Em matéria de tributação sobre as empresas, Luís Miguel Ribeiro propõe a eliminação da derrama estadual e de taxas adicionais que, diz, desincentivam o crescimento das empresas. Também defende a redução da carga fiscal sobre o trabalho (IRS), pelo impacto no rendimento disponível das pessoas e na promoção e retenção de mão de obra. Como Luís Mira, lembra a importância da “garantia da previsibilidade fiscal”. Já Vieira Lopes aguarda que sejam anunciadas “novidades positivas” na reunião da Concertação Social de dia 24, “na qual o governo anunciou que iria clarificar a sua política fiscal, junto dos parceiros sociais”.

No ano passado, o anterior governo de Luís Montenegro quis descer a taxa de IRC em dois pontos percentuais, até chegar aos 15% em 2027. No entanto, para obter o apoio do PS no Orçamento do Estado para 2025, acabou por recuar na pretensão. O executivo propôs um desagravamento anual de um ponto e num período mais longo. Em 2024, passou de 21% para 20%, em vez dos 19% inicialmente pretendidos. Em julho, o Conselho de Ministros aprovou a descida em um ponto percentual por ano a partir de 2026, de forma a atingir a taxa de 17% em 2028. O custo estimado da medida, que também engloba a redução da taxa aplicável às PME nos primeiros 50 mil euros de matéria coletável, é de 300 milhões de euros por ano, ou seja, um total de 900 milhões.

Como compara a taxa de IRC cobrada em Portugal com o resto da UE?

De acordo com o Banco de Portugal, o país tem uma das maiores taxas nominais de IRC entre os países da OCDE, nos 31,5%. No entanto, a taxa nominal não dá a imagem mais precisa sobre a verdadeira carga fiscal aplicada às empresas, por não levar em consideração os benefícios fiscais, os incentivos e deduções de que usufruem, sobretudo a nível nacional. Por isso mesmo, a melhor forma de comparar a carga fiscal das empresas em vários países é a taxa efetiva de IRC. Os dados mais recentes do portal de impostos da Comissão Europeia indicam que a taxa efetiva de IRC aplicada a empresas não financeiras em Portugal é de 23,9%, a quinta mais alta dos 27, depois da Alemanha (29,7%) , de Espanha (25,7%), Malta (25,1%) e Luxemburgo (24,6%). Portugal, aliás, surge “empatado” com a Itália, nos 23,9%.

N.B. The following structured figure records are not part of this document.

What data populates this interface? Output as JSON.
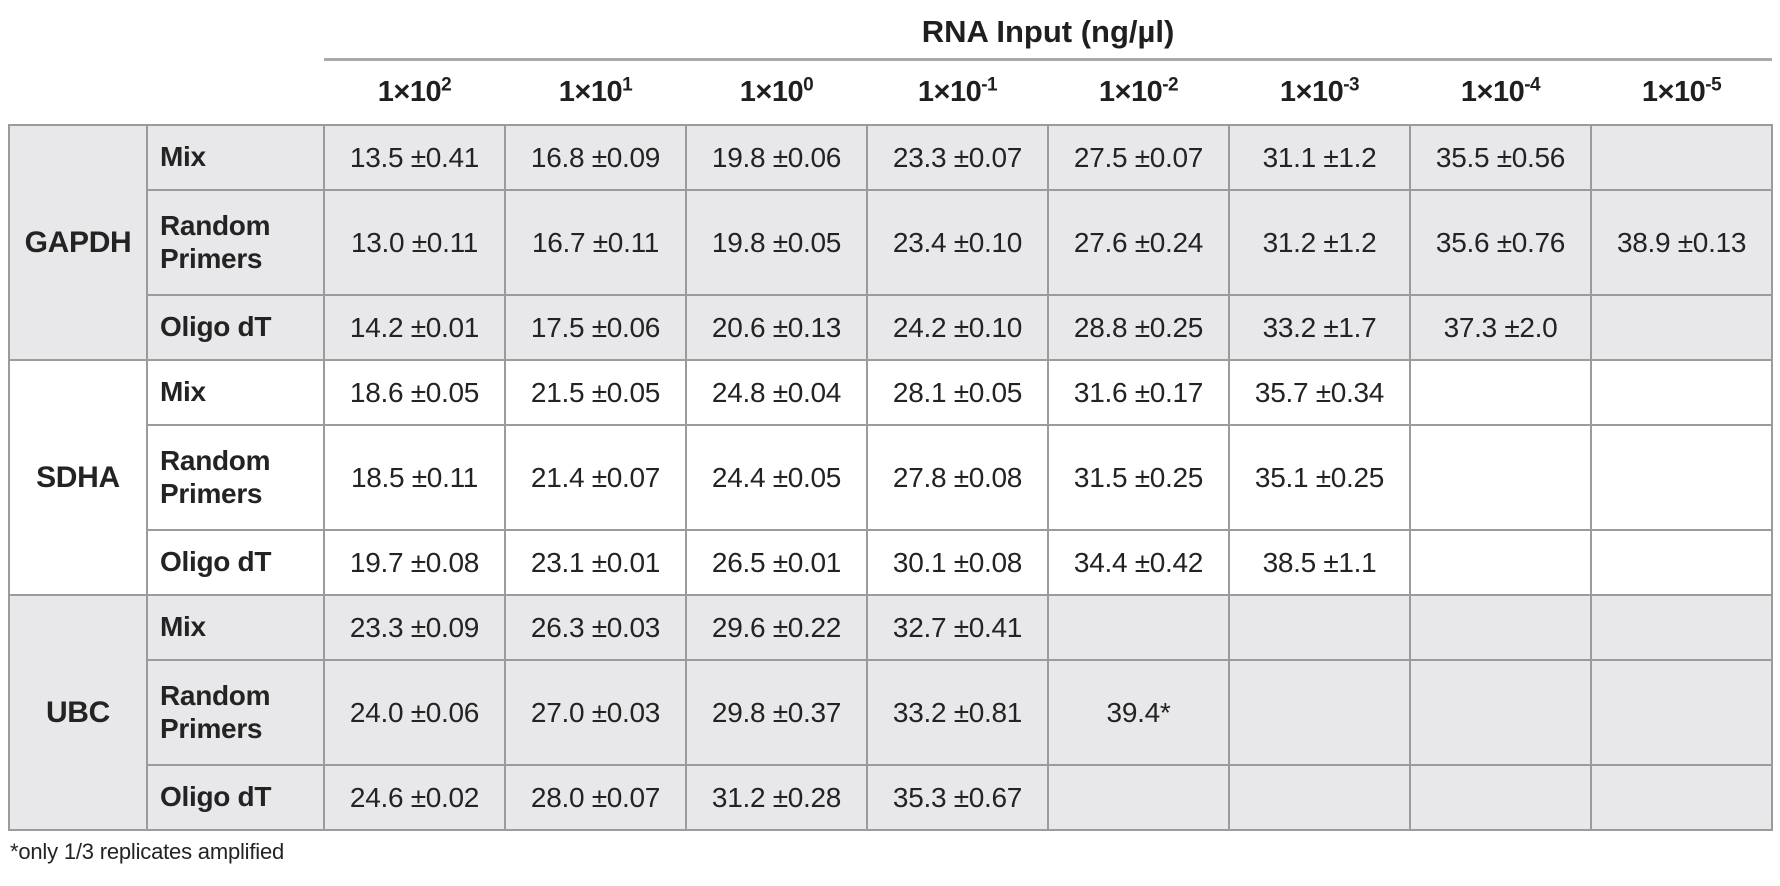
{
  "chart_data": {
    "type": "table",
    "title": "RNA Input (ng/µl)",
    "columns": [
      {
        "base": "1×10",
        "exponent": "2"
      },
      {
        "base": "1×10",
        "exponent": "1"
      },
      {
        "base": "1×10",
        "exponent": "0"
      },
      {
        "base": "1×10",
        "exponent": "-1"
      },
      {
        "base": "1×10",
        "exponent": "-2"
      },
      {
        "base": "1×10",
        "exponent": "-3"
      },
      {
        "base": "1×10",
        "exponent": "-4"
      },
      {
        "base": "1×10",
        "exponent": "-5"
      }
    ],
    "row_groups": [
      {
        "gene": "GAPDH",
        "shaded": true,
        "rows": [
          {
            "primer": "Mix",
            "values": [
              "13.5 ±0.41",
              "16.8 ±0.09",
              "19.8 ±0.06",
              "23.3 ±0.07",
              "27.5 ±0.07",
              "31.1 ±1.2",
              "35.5 ±0.56",
              ""
            ]
          },
          {
            "primer": "Random Primers",
            "values": [
              "13.0 ±0.11",
              "16.7 ±0.11",
              "19.8 ±0.05",
              "23.4 ±0.10",
              "27.6 ±0.24",
              "31.2 ±1.2",
              "35.6 ±0.76",
              "38.9 ±0.13"
            ]
          },
          {
            "primer": "Oligo dT",
            "values": [
              "14.2 ±0.01",
              "17.5 ±0.06",
              "20.6 ±0.13",
              "24.2 ±0.10",
              "28.8 ±0.25",
              "33.2 ±1.7",
              "37.3 ±2.0",
              ""
            ]
          }
        ]
      },
      {
        "gene": "SDHA",
        "shaded": false,
        "rows": [
          {
            "primer": "Mix",
            "values": [
              "18.6 ±0.05",
              "21.5 ±0.05",
              "24.8 ±0.04",
              "28.1 ±0.05",
              "31.6 ±0.17",
              "35.7 ±0.34",
              "",
              ""
            ]
          },
          {
            "primer": "Random Primers",
            "values": [
              "18.5 ±0.11",
              "21.4 ±0.07",
              "24.4 ±0.05",
              "27.8 ±0.08",
              "31.5 ±0.25",
              "35.1 ±0.25",
              "",
              ""
            ]
          },
          {
            "primer": "Oligo dT",
            "values": [
              "19.7 ±0.08",
              "23.1 ±0.01",
              "26.5 ±0.01",
              "30.1 ±0.08",
              "34.4 ±0.42",
              "38.5 ±1.1",
              "",
              ""
            ]
          }
        ]
      },
      {
        "gene": "UBC",
        "shaded": true,
        "rows": [
          {
            "primer": "Mix",
            "values": [
              "23.3 ±0.09",
              "26.3 ±0.03",
              "29.6 ±0.22",
              "32.7 ±0.41",
              "",
              "",
              "",
              ""
            ]
          },
          {
            "primer": "Random Primers",
            "values": [
              "24.0 ±0.06",
              "27.0 ±0.03",
              "29.8 ±0.37",
              "33.2 ±0.81",
              "39.4*",
              "",
              "",
              ""
            ]
          },
          {
            "primer": "Oligo dT",
            "values": [
              "24.6 ±0.02",
              "28.0 ±0.07",
              "31.2 ±0.28",
              "35.3 ±0.67",
              "",
              "",
              "",
              ""
            ]
          }
        ]
      }
    ],
    "footnote": "*only 1/3 replicates amplified"
  }
}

A taxa efetiva de IRC de Portugal está cinco pontos percentuais acima da média da UE a 27 (que se situa nos 18,9%. É também mais do dobro da taxa efetiva da Hungria (10,2%), da Polónia (12,2%) e quase o dobro da taxa efetiva da Irlanda (12,7%).

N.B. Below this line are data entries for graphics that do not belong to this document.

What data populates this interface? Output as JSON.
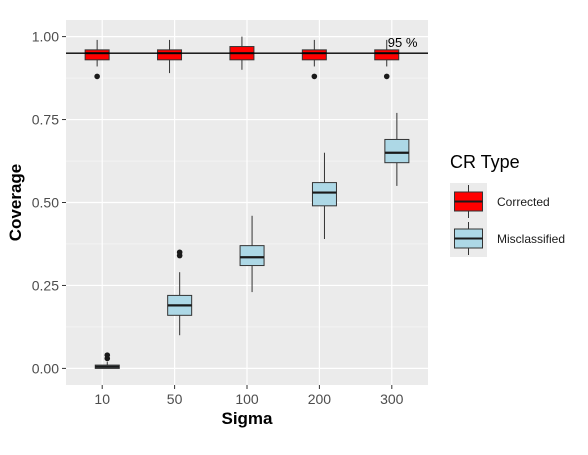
{
  "chart_data": {
    "type": "boxplot",
    "xlabel": "Sigma",
    "ylabel": "Coverage",
    "categories": [
      "10",
      "50",
      "100",
      "200",
      "300"
    ],
    "ylim": [
      -0.05,
      1.05
    ],
    "yticks": [
      0.0,
      0.25,
      0.5,
      0.75,
      1.0
    ],
    "ytick_labels": [
      "0.00",
      "0.25",
      "0.50",
      "0.75",
      "1.00"
    ],
    "grid": true,
    "legend": {
      "title": "CR Type",
      "position": "right"
    },
    "reference_line": {
      "y": 0.95,
      "label": "95 %"
    },
    "series": [
      {
        "name": "Corrected",
        "color": "#ff0000",
        "boxes": [
          {
            "category": "10",
            "min": 0.91,
            "q1": 0.93,
            "median": 0.95,
            "q3": 0.96,
            "max": 0.99,
            "outliers": [
              0.88
            ]
          },
          {
            "category": "50",
            "min": 0.89,
            "q1": 0.93,
            "median": 0.95,
            "q3": 0.96,
            "max": 0.99,
            "outliers": []
          },
          {
            "category": "100",
            "min": 0.9,
            "q1": 0.93,
            "median": 0.95,
            "q3": 0.97,
            "max": 1.0,
            "outliers": []
          },
          {
            "category": "200",
            "min": 0.91,
            "q1": 0.93,
            "median": 0.95,
            "q3": 0.96,
            "max": 0.99,
            "outliers": [
              0.88
            ]
          },
          {
            "category": "300",
            "min": 0.91,
            "q1": 0.93,
            "median": 0.95,
            "q3": 0.96,
            "max": 0.99,
            "outliers": [
              0.88
            ]
          }
        ]
      },
      {
        "name": "Misclassified",
        "color": "#add8e6",
        "boxes": [
          {
            "category": "10",
            "min": 0.0,
            "q1": 0.0,
            "median": 0.005,
            "q3": 0.01,
            "max": 0.02,
            "outliers": [
              0.03,
              0.04
            ]
          },
          {
            "category": "50",
            "min": 0.1,
            "q1": 0.16,
            "median": 0.19,
            "q3": 0.22,
            "max": 0.29,
            "outliers": [
              0.34,
              0.35
            ]
          },
          {
            "category": "100",
            "min": 0.23,
            "q1": 0.31,
            "median": 0.335,
            "q3": 0.37,
            "max": 0.46,
            "outliers": []
          },
          {
            "category": "200",
            "min": 0.39,
            "q1": 0.49,
            "median": 0.53,
            "q3": 0.56,
            "max": 0.65,
            "outliers": []
          },
          {
            "category": "300",
            "min": 0.55,
            "q1": 0.62,
            "median": 0.65,
            "q3": 0.69,
            "max": 0.77,
            "outliers": []
          }
        ]
      }
    ]
  }
}
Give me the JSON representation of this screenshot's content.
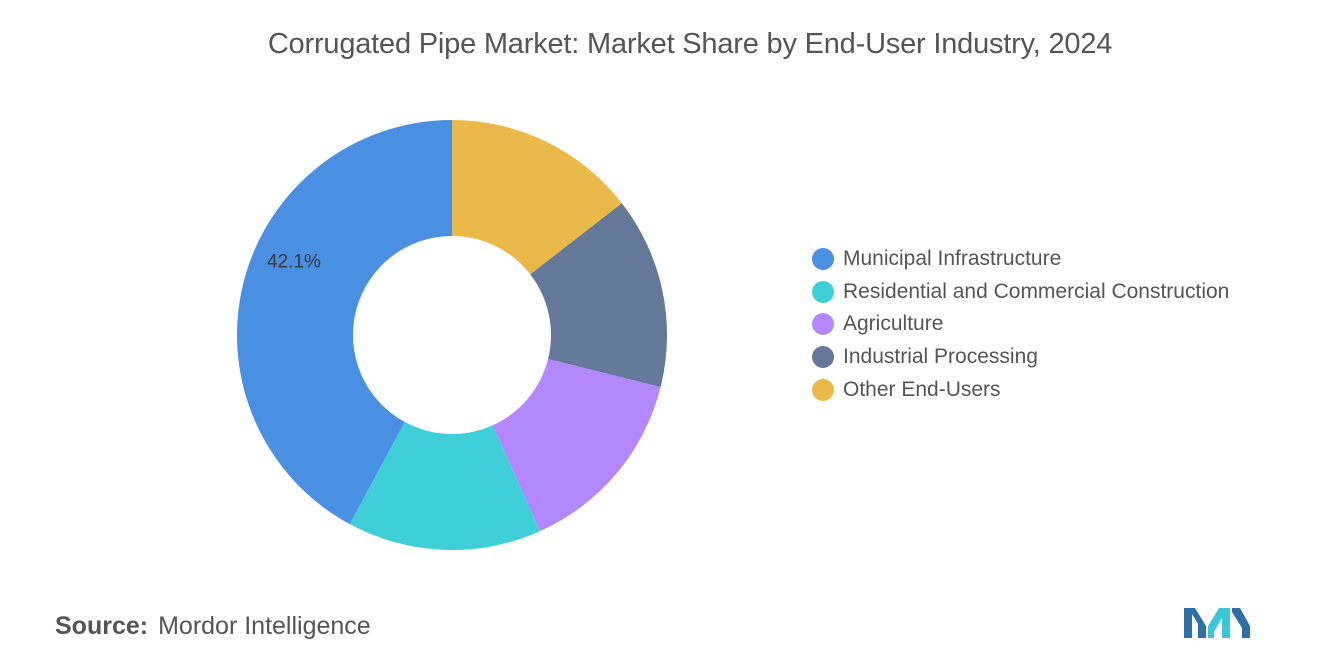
{
  "chart_data": {
    "type": "pie",
    "donut": true,
    "title": "Corrugated Pipe Market: Market Share by End-User Industry, 2024",
    "series": [
      {
        "name": "Municipal Infrastructure",
        "value": 42.1,
        "color": "#4A90E2",
        "data_label": "42.1%"
      },
      {
        "name": "Residential and Commercial Construction",
        "value": 14.6,
        "color": "#3ECFD9"
      },
      {
        "name": "Agriculture",
        "value": 14.4,
        "color": "#B388FF"
      },
      {
        "name": "Industrial Processing",
        "value": 14.4,
        "color": "#647899"
      },
      {
        "name": "Other End-Users",
        "value": 14.5,
        "color": "#EBB84A"
      }
    ],
    "legend_position": "right"
  },
  "legend_order": [
    {
      "label": "Municipal Infrastructure",
      "color": "#4A90E2"
    },
    {
      "label": "Residential and Commercial Construction",
      "color": "#3ECFD9"
    },
    {
      "label": "Agriculture",
      "color": "#B388FF"
    },
    {
      "label": "Industrial Processing",
      "color": "#647899"
    },
    {
      "label": "Other End-Users",
      "color": "#EBB84A"
    }
  ],
  "footer": {
    "source_label": "Source:",
    "source_text": "Mordor Intelligence",
    "logo_icon": "mordor-intelligence-logo"
  }
}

Um estudo do Instituto Mais Liberdade feito pelos economistas Juliano Ventura e Pedro Almeida Jorge e coordenado pelo diretor executivo do Instituto Mais Liberdade, André Pinção Lucas, dava conta que a redução de IRC poderia impulsionar a economia portuguesa e os salários.

“Seja relativamente aos encargos fiscais, seja relativamente aos custos de contexto, podemos afirmar que o sistema fiscal português é muito pouco competitivo no setor empresarial”, indica o estudo.

Já um trabalho do Banco de Portugal, também publicado em dezembro de 2024, coloca uma condição para que essa descida surta efeito na economia. Segundo o supervisor financeiro, um corte do IRC - o principal imposto cobrado às empresas - só terá efeitos positivos sobre a atividade económica se as empresas reinvestirem em si mesmas a poupança fiscal gerada pela descida da taxa de imposto.

Caso contrário, se os lucros adicionais forem retirados da empresa na forma de dividendos (que são distribuídos pelos acionistas), o efeito na economia será negativo. Isto porque um corte do IRC teria impacto na receita fiscal e o Estado teria de compensar essa perda de receita com o aumento de outros impostos, como o imposto sobre o rendimento individual (o IRS) ou os indiretos (como o IVA).

O DN questionou todos os grupos parlamentares sobre como vão votar a proposta da descida do IRC . PSD, IL, PAN, JPP e CDS mostraram-se favoráveis à aprovação , ainda que só os sociais-democratas, o PAN e JPP tenham sido taxativos a afirmar que votarão “sim”. O PCP adiantou que votará contra e o Livre mostrou-se contra a ideia da descida, mas sem explicitar como vai votar.

O DN questionou também o PS e o Chega, fundamentais para uma eventual aprovação ou rejeição da proposta, mas até à hora do fecho desta edição ambos os partidos não tinham ainda respondido. Em julho, o Chega afirmou que votaria favoravelmente a uma descida do IRC, mas sublinhou que entende que a taxa deveria chegar aos 15% até ao final da legislatura.